The argument for reclassifying psychoactive substances like marijuana, LSD, ecstasy and psilocybin from Schedule 1 to Schedule 2 has its pros and cons for me. The above discussion presents the case for reclassification, permitting future research into these substances. IF the ideal of rigorous, methodical research into the therapeutic potential of these drugs is followed, all is well.

But we are now in the midst of an epidemic of prescription drug abuse that came through the very same gauntlet of review and approval that these known recreational drugs would pass through to become medicinal agents once they were reclassified. And while there are potential therapeutic applications for marijuana, the current state of medical marijuana looks more like the older sideshow of patent medicines, where you could get cocaine toothache drops, heroin for cough relief, and Mrs. Winslow’s Soothing Syrup (which contained morphine) for teething discomfort.

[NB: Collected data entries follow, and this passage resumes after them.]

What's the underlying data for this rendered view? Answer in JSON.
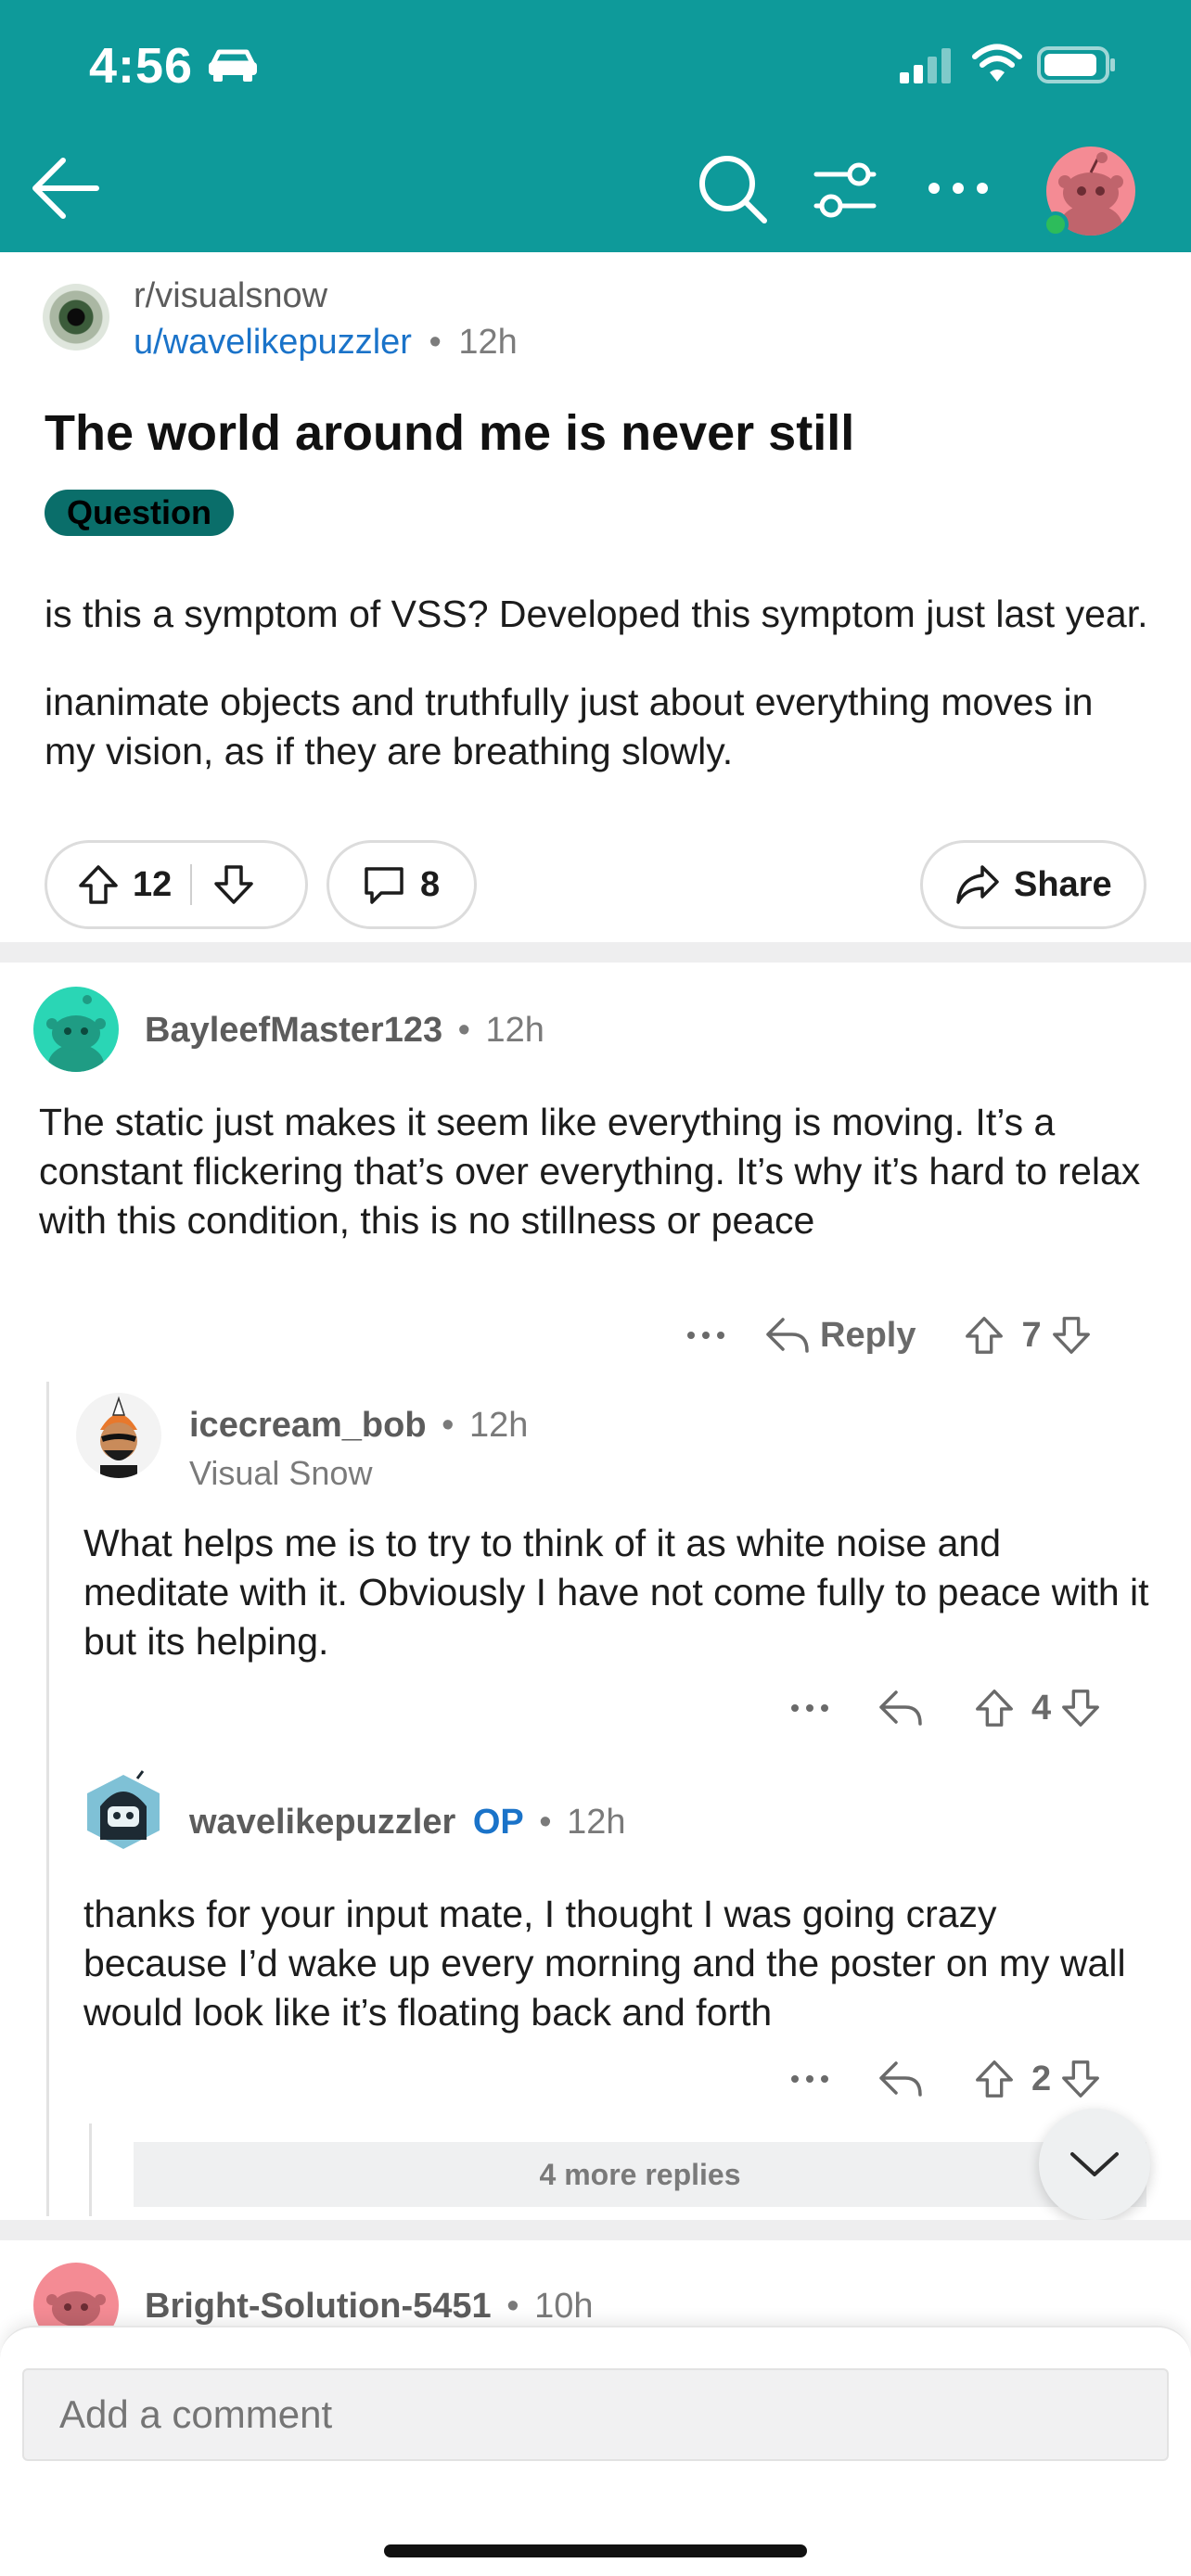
{
  "status": {
    "time": "4:56"
  },
  "post": {
    "subreddit": "r/visualsnow",
    "author": "u/wavelikepuzzler",
    "separator": "•",
    "age": "12h",
    "title": "The world around me is never still",
    "flair": "Question",
    "body": [
      "is this a symptom of VSS? Developed this symptom just last year.",
      "inanimate objects and truthfully just about everything moves in my vision, as if they are breathing slowly."
    ],
    "votes": "12",
    "comments": "8",
    "share_label": "Share"
  },
  "comments": [
    {
      "author": "BayleefMaster123",
      "age": "12h",
      "body": "The static just makes it seem like everything is moving. It’s a constant flickering that’s over everything.  It’s why it’s hard to relax with this condition, this is no stillness or peace",
      "reply_label": "Reply",
      "votes": "7"
    },
    {
      "author": "icecream_bob",
      "age": "12h",
      "user_flair": "Visual Snow",
      "body": "What helps me is to try to think of it as white noise and meditate with it. Obviously I have not come fully to peace with it but its helping.",
      "votes": "4"
    },
    {
      "author": "wavelikepuzzler",
      "op_badge": "OP",
      "age": "12h",
      "body": "thanks for your input mate, I thought I was going crazy because I’d wake up every morning and the poster on my wall would look like it’s floating back and forth",
      "votes": "2"
    },
    {
      "author": "Bright-Solution-5451",
      "age": "10h"
    }
  ],
  "more_replies": "4 more replies",
  "comment_box": {
    "placeholder": "Add a comment"
  },
  "colors": {
    "header": "#0e9a9a",
    "link": "#1a73c9",
    "flair": "#0a6e6a"
  }
}
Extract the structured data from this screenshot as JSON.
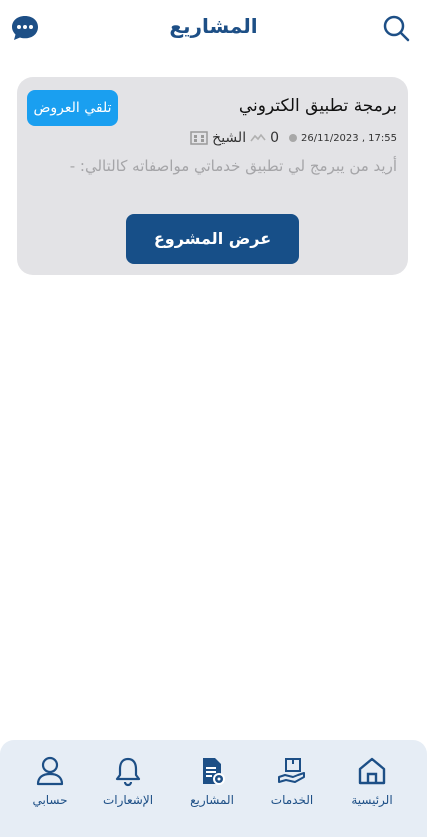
{
  "header": {
    "title": "المشاريع",
    "search_icon": "search-icon",
    "chat_icon": "chat-bubble-icon"
  },
  "project": {
    "title": "برمجة تطبيق الكتروني",
    "badge": "تلقي العروض",
    "location": "الشيخ",
    "views": "0",
    "datetime": "26/11/2023 , 17:55",
    "description": "أريد من يبرمج لي تطبيق خدماتي مواصفاته كالتالي: -",
    "view_button": "عرض المشروع"
  },
  "bottom_nav": {
    "items": [
      {
        "label": "الرئيسية",
        "icon": "home-icon"
      },
      {
        "label": "الخدمات",
        "icon": "services-icon"
      },
      {
        "label": "المشاريع",
        "icon": "projects-icon"
      },
      {
        "label": "الإشعارات",
        "icon": "bell-icon"
      },
      {
        "label": "حسابي",
        "icon": "user-icon"
      }
    ]
  },
  "colors": {
    "primary": "#1d4f86",
    "button": "#174f88",
    "badge": "#1a9ff0",
    "card": "#e3e3e6",
    "nav_bg": "#e6edf5"
  }
}
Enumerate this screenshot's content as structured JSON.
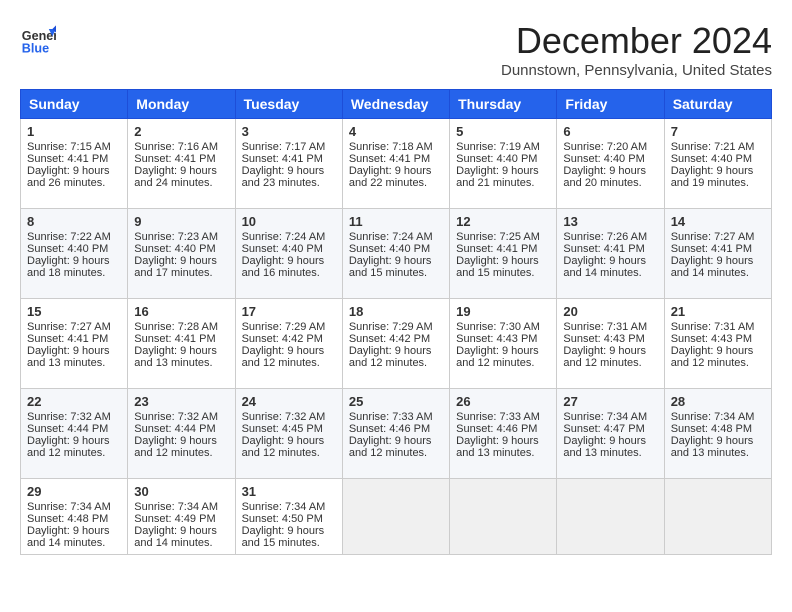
{
  "header": {
    "logo_general": "General",
    "logo_blue": "Blue",
    "month_title": "December 2024",
    "location": "Dunnstown, Pennsylvania, United States"
  },
  "days_of_week": [
    "Sunday",
    "Monday",
    "Tuesday",
    "Wednesday",
    "Thursday",
    "Friday",
    "Saturday"
  ],
  "weeks": [
    [
      {
        "day": "1",
        "sunrise": "7:15 AM",
        "sunset": "4:41 PM",
        "daylight": "9 hours and 26 minutes."
      },
      {
        "day": "2",
        "sunrise": "7:16 AM",
        "sunset": "4:41 PM",
        "daylight": "9 hours and 24 minutes."
      },
      {
        "day": "3",
        "sunrise": "7:17 AM",
        "sunset": "4:41 PM",
        "daylight": "9 hours and 23 minutes."
      },
      {
        "day": "4",
        "sunrise": "7:18 AM",
        "sunset": "4:41 PM",
        "daylight": "9 hours and 22 minutes."
      },
      {
        "day": "5",
        "sunrise": "7:19 AM",
        "sunset": "4:40 PM",
        "daylight": "9 hours and 21 minutes."
      },
      {
        "day": "6",
        "sunrise": "7:20 AM",
        "sunset": "4:40 PM",
        "daylight": "9 hours and 20 minutes."
      },
      {
        "day": "7",
        "sunrise": "7:21 AM",
        "sunset": "4:40 PM",
        "daylight": "9 hours and 19 minutes."
      }
    ],
    [
      {
        "day": "8",
        "sunrise": "7:22 AM",
        "sunset": "4:40 PM",
        "daylight": "9 hours and 18 minutes."
      },
      {
        "day": "9",
        "sunrise": "7:23 AM",
        "sunset": "4:40 PM",
        "daylight": "9 hours and 17 minutes."
      },
      {
        "day": "10",
        "sunrise": "7:24 AM",
        "sunset": "4:40 PM",
        "daylight": "9 hours and 16 minutes."
      },
      {
        "day": "11",
        "sunrise": "7:24 AM",
        "sunset": "4:40 PM",
        "daylight": "9 hours and 15 minutes."
      },
      {
        "day": "12",
        "sunrise": "7:25 AM",
        "sunset": "4:41 PM",
        "daylight": "9 hours and 15 minutes."
      },
      {
        "day": "13",
        "sunrise": "7:26 AM",
        "sunset": "4:41 PM",
        "daylight": "9 hours and 14 minutes."
      },
      {
        "day": "14",
        "sunrise": "7:27 AM",
        "sunset": "4:41 PM",
        "daylight": "9 hours and 14 minutes."
      }
    ],
    [
      {
        "day": "15",
        "sunrise": "7:27 AM",
        "sunset": "4:41 PM",
        "daylight": "9 hours and 13 minutes."
      },
      {
        "day": "16",
        "sunrise": "7:28 AM",
        "sunset": "4:41 PM",
        "daylight": "9 hours and 13 minutes."
      },
      {
        "day": "17",
        "sunrise": "7:29 AM",
        "sunset": "4:42 PM",
        "daylight": "9 hours and 12 minutes."
      },
      {
        "day": "18",
        "sunrise": "7:29 AM",
        "sunset": "4:42 PM",
        "daylight": "9 hours and 12 minutes."
      },
      {
        "day": "19",
        "sunrise": "7:30 AM",
        "sunset": "4:43 PM",
        "daylight": "9 hours and 12 minutes."
      },
      {
        "day": "20",
        "sunrise": "7:31 AM",
        "sunset": "4:43 PM",
        "daylight": "9 hours and 12 minutes."
      },
      {
        "day": "21",
        "sunrise": "7:31 AM",
        "sunset": "4:43 PM",
        "daylight": "9 hours and 12 minutes."
      }
    ],
    [
      {
        "day": "22",
        "sunrise": "7:32 AM",
        "sunset": "4:44 PM",
        "daylight": "9 hours and 12 minutes."
      },
      {
        "day": "23",
        "sunrise": "7:32 AM",
        "sunset": "4:44 PM",
        "daylight": "9 hours and 12 minutes."
      },
      {
        "day": "24",
        "sunrise": "7:32 AM",
        "sunset": "4:45 PM",
        "daylight": "9 hours and 12 minutes."
      },
      {
        "day": "25",
        "sunrise": "7:33 AM",
        "sunset": "4:46 PM",
        "daylight": "9 hours and 12 minutes."
      },
      {
        "day": "26",
        "sunrise": "7:33 AM",
        "sunset": "4:46 PM",
        "daylight": "9 hours and 13 minutes."
      },
      {
        "day": "27",
        "sunrise": "7:34 AM",
        "sunset": "4:47 PM",
        "daylight": "9 hours and 13 minutes."
      },
      {
        "day": "28",
        "sunrise": "7:34 AM",
        "sunset": "4:48 PM",
        "daylight": "9 hours and 13 minutes."
      }
    ],
    [
      {
        "day": "29",
        "sunrise": "7:34 AM",
        "sunset": "4:48 PM",
        "daylight": "9 hours and 14 minutes."
      },
      {
        "day": "30",
        "sunrise": "7:34 AM",
        "sunset": "4:49 PM",
        "daylight": "9 hours and 14 minutes."
      },
      {
        "day": "31",
        "sunrise": "7:34 AM",
        "sunset": "4:50 PM",
        "daylight": "9 hours and 15 minutes."
      },
      null,
      null,
      null,
      null
    ]
  ],
  "labels": {
    "sunrise": "Sunrise:",
    "sunset": "Sunset:",
    "daylight": "Daylight:"
  }
}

UntitledIf special interest groups can be held off from bringing about a new age of snake oil salesmanship, then reclassifying these substances and permitting legitimate scientific research makes sense. Done correctly, it might even demonstrate that some of the existing curative claims for medical marijuana and other substances were false. But if these psychoactive substancess achieve FDA approval for any reason, they could be prescribed “off label” as is currently the case with other FDA approved drugs.